My husband usually films me Lulu when we practice agility and I put a little vid together of our practice this past Sunday night. She's comes a long way in the past year, especially with her contacts and weaves! I was feeling lazy and didn't rearrange the equipment into any sort of course, just used it where it laid, so there's not a great flow to what we were doing... but I hope you guys enjoy it anyway!

http://youtu.be/Arzgamgi2Y8


----------



## ZDOGSMOM (Sep 15, 2012)

WOW - I'm impressed and feeling very inadequate! That was great.... guess I need to get my behind in gear this spring and start working on more than just hiking the woods!

Your hard work with LuLu shows... congrats!


----------



## OttosMama (Oct 27, 2011)

Lulu is wonderful! That looks like such fun for both of you  isn't it so much fun watching them grow? thanks, keep the videos coming!

By the way,

EVERY SINGLE TIME I hear "wild one" I think of your "Vizsla Life" video! That was such a fun video! I usually hear that song while I'm running (I downloaded it) - and it helps me pick up my speed  I don't think I'll ever get sick of that song now!


----------



## adrino (Mar 31, 2012)

WOW *littlelulu*! That's fantastic! Looks like you both enjoy it and she's so focused on you. 
I gotta look into it too. Elza's been getting lots of on leash walks since she's in heat and we are practising jumping over low fences and she seems to love it. First time we tried agility in October she just lost concentration really easily. Now that she's older I think she could do a lot better. 

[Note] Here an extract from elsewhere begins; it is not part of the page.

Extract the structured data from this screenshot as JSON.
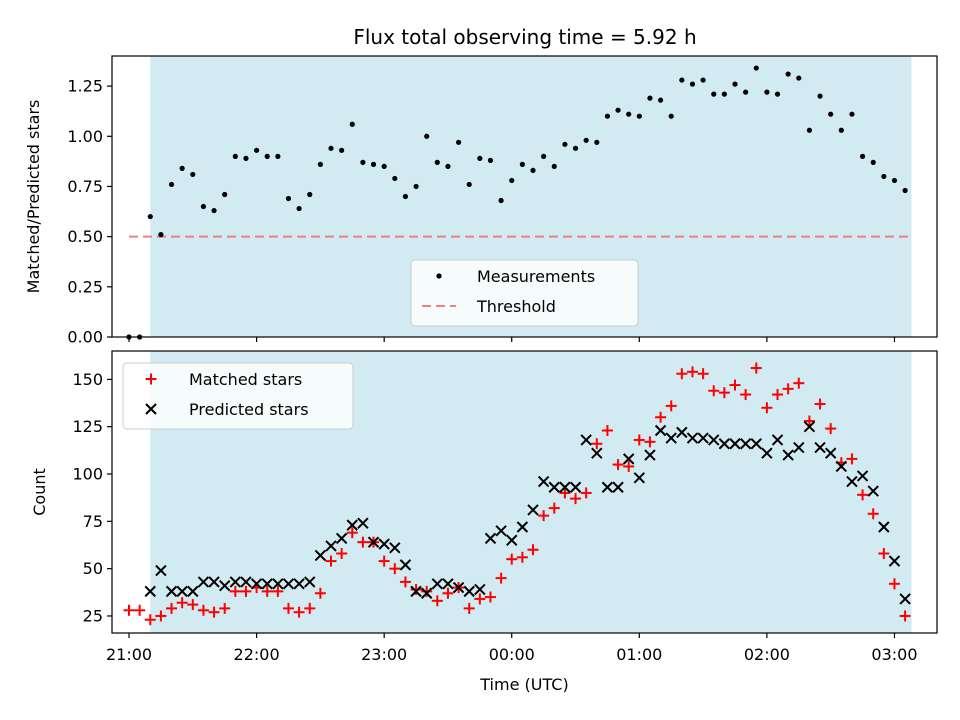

Post some more if you have some. It's so much fun to watch! 8)


----------



## AcadianTornado (Jul 30, 2012)

Wow!!! Way to go Little LuLu!!! Whistler's proud of his half sister!!!


----------



## kentuckyrain (Sep 8, 2012)

Totally awesome and inspiring! I want to do this!!!!


----------



## Darcy1311 (May 27, 2012)

Fantastic video clip...I just wish there was something in the Yorkshire area for Darcy, she would love to do something like this.. ;D


----------



## littlelulu (Jun 21, 2011)

Thanks so much guys! Agility is great, these guys are naturals! We have little space to work in most of the time and we've done most of our training in our basement with minimal equipment. We go to class once a week, but it's easy to get started by yourself if classes aren't available near you. I know I've said it a million times on this forum, but agility is brilliant for tiring the little darlings out . That's why I started doing it with Lulu but it's become so much more for us. 

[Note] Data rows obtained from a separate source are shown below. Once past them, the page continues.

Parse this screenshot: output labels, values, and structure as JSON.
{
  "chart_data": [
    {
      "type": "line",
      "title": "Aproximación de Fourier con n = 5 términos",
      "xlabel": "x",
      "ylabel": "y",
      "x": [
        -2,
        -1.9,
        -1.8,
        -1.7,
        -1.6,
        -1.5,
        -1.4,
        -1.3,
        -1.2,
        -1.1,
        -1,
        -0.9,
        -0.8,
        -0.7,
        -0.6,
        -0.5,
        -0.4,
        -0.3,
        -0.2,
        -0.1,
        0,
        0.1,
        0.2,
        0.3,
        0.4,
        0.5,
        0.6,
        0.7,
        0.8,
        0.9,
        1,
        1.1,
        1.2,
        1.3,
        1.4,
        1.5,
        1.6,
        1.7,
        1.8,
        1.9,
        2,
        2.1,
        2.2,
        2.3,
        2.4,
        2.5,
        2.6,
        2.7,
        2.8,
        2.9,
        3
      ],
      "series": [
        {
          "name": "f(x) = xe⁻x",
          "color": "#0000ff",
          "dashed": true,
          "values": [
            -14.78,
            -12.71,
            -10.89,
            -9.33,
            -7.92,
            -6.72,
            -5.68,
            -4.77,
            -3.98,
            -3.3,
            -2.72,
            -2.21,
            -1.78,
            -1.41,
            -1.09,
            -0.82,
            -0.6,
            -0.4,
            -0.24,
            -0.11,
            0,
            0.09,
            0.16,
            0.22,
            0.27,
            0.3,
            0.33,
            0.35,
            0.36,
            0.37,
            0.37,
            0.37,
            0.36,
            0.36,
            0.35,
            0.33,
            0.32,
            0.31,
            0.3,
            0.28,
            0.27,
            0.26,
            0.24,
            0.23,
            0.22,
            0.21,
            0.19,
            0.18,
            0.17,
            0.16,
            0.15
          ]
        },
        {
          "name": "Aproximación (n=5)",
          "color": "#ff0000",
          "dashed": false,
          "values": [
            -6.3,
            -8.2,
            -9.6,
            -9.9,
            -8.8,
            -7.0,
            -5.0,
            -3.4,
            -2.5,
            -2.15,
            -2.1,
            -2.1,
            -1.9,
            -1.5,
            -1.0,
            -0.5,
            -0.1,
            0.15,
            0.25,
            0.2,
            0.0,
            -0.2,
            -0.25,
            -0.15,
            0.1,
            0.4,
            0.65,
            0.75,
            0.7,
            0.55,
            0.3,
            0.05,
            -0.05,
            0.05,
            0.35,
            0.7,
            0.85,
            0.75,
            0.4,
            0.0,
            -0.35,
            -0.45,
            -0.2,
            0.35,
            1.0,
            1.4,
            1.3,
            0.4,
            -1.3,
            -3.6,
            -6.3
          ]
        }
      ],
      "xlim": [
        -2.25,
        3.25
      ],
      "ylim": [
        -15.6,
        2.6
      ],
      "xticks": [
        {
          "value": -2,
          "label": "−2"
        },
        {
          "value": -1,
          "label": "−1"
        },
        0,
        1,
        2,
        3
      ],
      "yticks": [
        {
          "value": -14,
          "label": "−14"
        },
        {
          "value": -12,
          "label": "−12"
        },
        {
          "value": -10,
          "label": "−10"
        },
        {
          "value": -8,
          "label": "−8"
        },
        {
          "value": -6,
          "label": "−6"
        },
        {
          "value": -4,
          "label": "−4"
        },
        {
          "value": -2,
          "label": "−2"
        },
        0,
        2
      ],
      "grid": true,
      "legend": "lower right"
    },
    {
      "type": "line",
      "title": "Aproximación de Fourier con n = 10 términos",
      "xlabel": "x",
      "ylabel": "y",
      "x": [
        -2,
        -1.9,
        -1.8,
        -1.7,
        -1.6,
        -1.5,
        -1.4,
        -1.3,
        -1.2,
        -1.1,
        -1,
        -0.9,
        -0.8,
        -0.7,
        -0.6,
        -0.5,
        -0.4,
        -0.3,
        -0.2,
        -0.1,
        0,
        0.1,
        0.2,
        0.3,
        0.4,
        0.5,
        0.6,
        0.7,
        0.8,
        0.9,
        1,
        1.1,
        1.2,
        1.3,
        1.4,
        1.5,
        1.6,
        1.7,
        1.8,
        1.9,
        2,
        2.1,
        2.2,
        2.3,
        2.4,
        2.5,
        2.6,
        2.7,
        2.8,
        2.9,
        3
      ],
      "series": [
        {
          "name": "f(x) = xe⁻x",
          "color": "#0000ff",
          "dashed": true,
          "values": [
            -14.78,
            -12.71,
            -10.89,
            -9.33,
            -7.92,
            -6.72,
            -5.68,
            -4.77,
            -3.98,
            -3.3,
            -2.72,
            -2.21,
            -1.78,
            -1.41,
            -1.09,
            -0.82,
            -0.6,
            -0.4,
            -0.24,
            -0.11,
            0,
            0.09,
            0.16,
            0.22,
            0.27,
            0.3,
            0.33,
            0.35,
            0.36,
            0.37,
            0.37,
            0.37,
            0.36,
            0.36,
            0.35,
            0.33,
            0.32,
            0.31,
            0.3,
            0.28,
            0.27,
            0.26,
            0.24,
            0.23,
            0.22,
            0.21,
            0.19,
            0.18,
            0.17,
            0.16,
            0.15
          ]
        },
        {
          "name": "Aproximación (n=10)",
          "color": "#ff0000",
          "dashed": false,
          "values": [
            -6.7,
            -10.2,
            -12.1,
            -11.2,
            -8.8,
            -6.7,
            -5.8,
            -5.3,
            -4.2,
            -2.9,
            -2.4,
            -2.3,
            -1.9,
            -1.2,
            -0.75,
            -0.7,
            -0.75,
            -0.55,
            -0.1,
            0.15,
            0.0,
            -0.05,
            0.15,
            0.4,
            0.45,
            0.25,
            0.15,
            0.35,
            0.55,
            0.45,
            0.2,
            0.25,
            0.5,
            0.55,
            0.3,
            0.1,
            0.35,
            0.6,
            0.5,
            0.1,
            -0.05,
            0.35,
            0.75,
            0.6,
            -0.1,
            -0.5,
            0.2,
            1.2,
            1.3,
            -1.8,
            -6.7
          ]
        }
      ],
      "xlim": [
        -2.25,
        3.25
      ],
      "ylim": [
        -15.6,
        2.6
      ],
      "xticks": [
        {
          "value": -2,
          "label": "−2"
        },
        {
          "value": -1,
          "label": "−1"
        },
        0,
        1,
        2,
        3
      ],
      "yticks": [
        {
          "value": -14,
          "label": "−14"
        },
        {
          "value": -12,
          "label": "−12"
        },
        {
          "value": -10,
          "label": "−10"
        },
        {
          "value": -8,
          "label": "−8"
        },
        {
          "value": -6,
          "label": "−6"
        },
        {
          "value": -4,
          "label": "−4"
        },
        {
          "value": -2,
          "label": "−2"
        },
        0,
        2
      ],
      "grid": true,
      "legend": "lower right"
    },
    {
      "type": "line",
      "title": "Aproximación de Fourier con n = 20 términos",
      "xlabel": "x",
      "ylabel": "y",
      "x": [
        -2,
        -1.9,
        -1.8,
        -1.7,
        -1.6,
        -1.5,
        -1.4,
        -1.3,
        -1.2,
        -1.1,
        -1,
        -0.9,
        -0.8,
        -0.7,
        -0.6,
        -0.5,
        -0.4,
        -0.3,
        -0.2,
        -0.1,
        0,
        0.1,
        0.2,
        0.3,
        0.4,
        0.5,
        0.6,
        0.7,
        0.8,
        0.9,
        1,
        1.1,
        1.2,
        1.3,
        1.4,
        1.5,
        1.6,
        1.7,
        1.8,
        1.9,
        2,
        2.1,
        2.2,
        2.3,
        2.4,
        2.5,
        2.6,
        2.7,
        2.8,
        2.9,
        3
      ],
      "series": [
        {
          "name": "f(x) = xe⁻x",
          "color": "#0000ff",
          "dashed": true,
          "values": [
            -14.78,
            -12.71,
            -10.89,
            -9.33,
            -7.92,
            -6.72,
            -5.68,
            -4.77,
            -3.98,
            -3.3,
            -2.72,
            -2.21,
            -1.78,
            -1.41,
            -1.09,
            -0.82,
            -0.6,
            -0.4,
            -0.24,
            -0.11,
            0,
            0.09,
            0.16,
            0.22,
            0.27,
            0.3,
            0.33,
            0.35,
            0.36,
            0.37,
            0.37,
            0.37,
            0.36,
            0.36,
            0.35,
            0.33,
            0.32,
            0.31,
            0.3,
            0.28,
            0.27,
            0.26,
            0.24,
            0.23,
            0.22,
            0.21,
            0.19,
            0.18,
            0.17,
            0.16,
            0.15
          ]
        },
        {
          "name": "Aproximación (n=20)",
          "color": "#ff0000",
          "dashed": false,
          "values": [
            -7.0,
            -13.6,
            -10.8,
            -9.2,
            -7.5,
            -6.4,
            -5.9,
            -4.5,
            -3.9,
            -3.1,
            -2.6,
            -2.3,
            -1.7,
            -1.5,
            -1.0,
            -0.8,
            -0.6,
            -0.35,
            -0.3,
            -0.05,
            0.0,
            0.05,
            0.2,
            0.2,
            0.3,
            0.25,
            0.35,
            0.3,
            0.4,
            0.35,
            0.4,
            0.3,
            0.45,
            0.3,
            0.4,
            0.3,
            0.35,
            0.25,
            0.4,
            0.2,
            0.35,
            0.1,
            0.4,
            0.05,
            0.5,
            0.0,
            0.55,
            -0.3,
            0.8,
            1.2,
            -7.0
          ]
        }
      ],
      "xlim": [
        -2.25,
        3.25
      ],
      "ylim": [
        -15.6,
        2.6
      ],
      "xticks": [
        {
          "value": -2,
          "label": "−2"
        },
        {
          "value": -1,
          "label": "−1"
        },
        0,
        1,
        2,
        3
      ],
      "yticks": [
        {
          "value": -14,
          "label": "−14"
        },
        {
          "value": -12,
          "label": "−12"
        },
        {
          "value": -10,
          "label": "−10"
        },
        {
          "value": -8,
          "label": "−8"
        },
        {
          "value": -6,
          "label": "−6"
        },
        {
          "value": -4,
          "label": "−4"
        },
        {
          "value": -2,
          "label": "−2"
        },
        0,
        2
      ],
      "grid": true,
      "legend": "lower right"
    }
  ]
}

Zdogsmom - Thanks! Hiking and running in the woods still remains Lulu's fave activity (and ours!). It's amazing to see them run around in what I like to call their "natural habitat" 

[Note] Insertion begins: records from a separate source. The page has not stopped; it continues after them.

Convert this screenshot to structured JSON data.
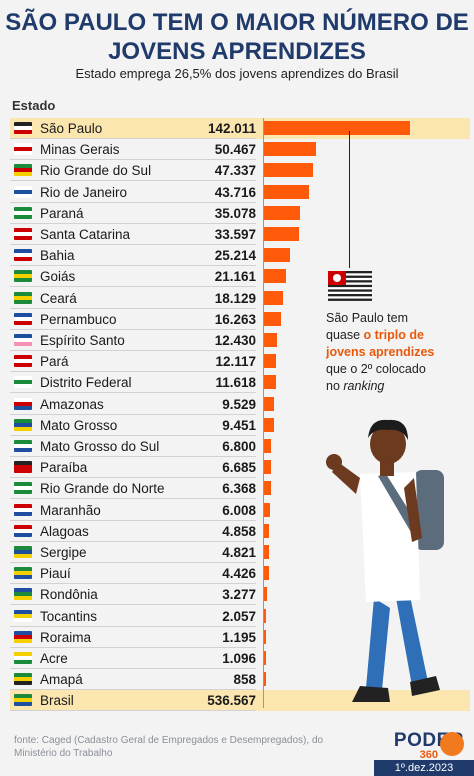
{
  "title": "SÃO PAULO TEM O MAIOR NÚMERO DE JOVENS APRENDIZES",
  "subtitle": "Estado emprega 26,5% dos jovens aprendizes do Brasil",
  "column_header": "Estado",
  "annotation": {
    "line1": "São Paulo tem",
    "line2_pre": "quase ",
    "line2_hl": "o triplo de",
    "line3_hl": "jovens aprendizes",
    "line4": "que o 2º colocado",
    "line5_pre": "no ",
    "line5_it": "ranking"
  },
  "footer": "fonte: Caged (Cadastro Geral de Empregados e Desempregados), do Ministério do Trabalho",
  "brand": {
    "name": "PODER",
    "num": "360"
  },
  "date": "1º.dez.2023",
  "colors": {
    "bar": "#ff5a0a",
    "title": "#1f3a6b",
    "highlight": "#fbe6b0",
    "accent": "#e8590c"
  },
  "chart_data": {
    "type": "bar",
    "orientation": "horizontal",
    "categories": [
      "São Paulo",
      "Minas Gerais",
      "Rio Grande do Sul",
      "Rio de Janeiro",
      "Paraná",
      "Santa Catarina",
      "Bahia",
      "Goiás",
      "Ceará",
      "Pernambuco",
      "Espírito Santo",
      "Pará",
      "Distrito Federal",
      "Amazonas",
      "Mato Grosso",
      "Mato Grosso do Sul",
      "Paraíba",
      "Rio Grande do Norte",
      "Maranhão",
      "Alagoas",
      "Sergipe",
      "Piauí",
      "Rondônia",
      "Tocantins",
      "Roraima",
      "Acre",
      "Amapá",
      "Brasil"
    ],
    "values": [
      142011,
      50467,
      47337,
      43716,
      35078,
      33597,
      25214,
      21161,
      18129,
      16263,
      12430,
      12117,
      11618,
      9529,
      9451,
      6800,
      6685,
      6368,
      6008,
      4858,
      4821,
      4426,
      3277,
      2057,
      1195,
      1096,
      858,
      536567
    ],
    "value_labels": [
      "142.011",
      "50.467",
      "47.337",
      "43.716",
      "35.078",
      "33.597",
      "25.214",
      "21.161",
      "18.129",
      "16.263",
      "12.430",
      "12.117",
      "11.618",
      "9.529",
      "9.451",
      "6.800",
      "6.685",
      "6.368",
      "6.008",
      "4.858",
      "4.821",
      "4.426",
      "3.277",
      "2.057",
      "1.195",
      "1.096",
      "858",
      "536.567"
    ],
    "highlighted": [
      "São Paulo",
      "Brasil"
    ],
    "bars_drawn_for": 27,
    "flag_colors": [
      [
        "#222",
        "#fff",
        "#c00"
      ],
      [
        "#fff",
        "#c00",
        "#fff"
      ],
      [
        "#1b8a3a",
        "#c00",
        "#f5d000"
      ],
      [
        "#fff",
        "#1d4ea0",
        "#fff"
      ],
      [
        "#1b8a3a",
        "#fff",
        "#1b8a3a"
      ],
      [
        "#c00",
        "#fff",
        "#c00"
      ],
      [
        "#1d4ea0",
        "#fff",
        "#c00"
      ],
      [
        "#1b8a3a",
        "#f5d000",
        "#1b8a3a"
      ],
      [
        "#1b8a3a",
        "#f5d000",
        "#1b8a3a"
      ],
      [
        "#1d4ea0",
        "#fff",
        "#c00"
      ],
      [
        "#1d4ea0",
        "#fff",
        "#f78fb3"
      ],
      [
        "#c00",
        "#fff",
        "#c00"
      ],
      [
        "#fff",
        "#1b8a3a",
        "#fff"
      ],
      [
        "#fff",
        "#c00",
        "#1d4ea0"
      ],
      [
        "#1b8a3a",
        "#1d4ea0",
        "#f5d000"
      ],
      [
        "#1b8a3a",
        "#fff",
        "#1d4ea0"
      ],
      [
        "#222",
        "#c00",
        "#c00"
      ],
      [
        "#1b8a3a",
        "#fff",
        "#1b8a3a"
      ],
      [
        "#c00",
        "#fff",
        "#1d4ea0"
      ],
      [
        "#c00",
        "#fff",
        "#1d4ea0"
      ],
      [
        "#1b8a3a",
        "#1d4ea0",
        "#f5d000"
      ],
      [
        "#1b8a3a",
        "#f5d000",
        "#1d4ea0"
      ],
      [
        "#1d4ea0",
        "#1b8a3a",
        "#f5d000"
      ],
      [
        "#1d4ea0",
        "#f5d000",
        "#fff"
      ],
      [
        "#1d4ea0",
        "#c00",
        "#f5d000"
      ],
      [
        "#f5d000",
        "#fff",
        "#1b8a3a"
      ],
      [
        "#1b8a3a",
        "#f5d000",
        "#222"
      ],
      [
        "#1b8a3a",
        "#f5d000",
        "#1d4ea0"
      ]
    ]
  }
}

OM - Thanks! That's funny about that song.... I only think of Lulu and that video every time I hear it too!! I'd love to see more vids of Otto doing his thing! Him and Lulu totally seem to have similar intensity levels! 

Adrino - Yes, I remember that you were doing some agility with Elza. They definitely get more focused with age for sure. Lulu is a workaholic and would go forever if we let her! Since Elza is so small you could prob get her in a smaller height division and kick some butt! Lulu is small (22" at the shoulder) but this just slips her into the tallest height division of 26". Boooo. Anyway would love to hear about it if you get your girl back into the game!


----------



## myfavdog (Jul 14, 2012)

Just watched the video and that looked great !!! Good job. You just convinced me to continue the training with my 8month old Jazzie.


----------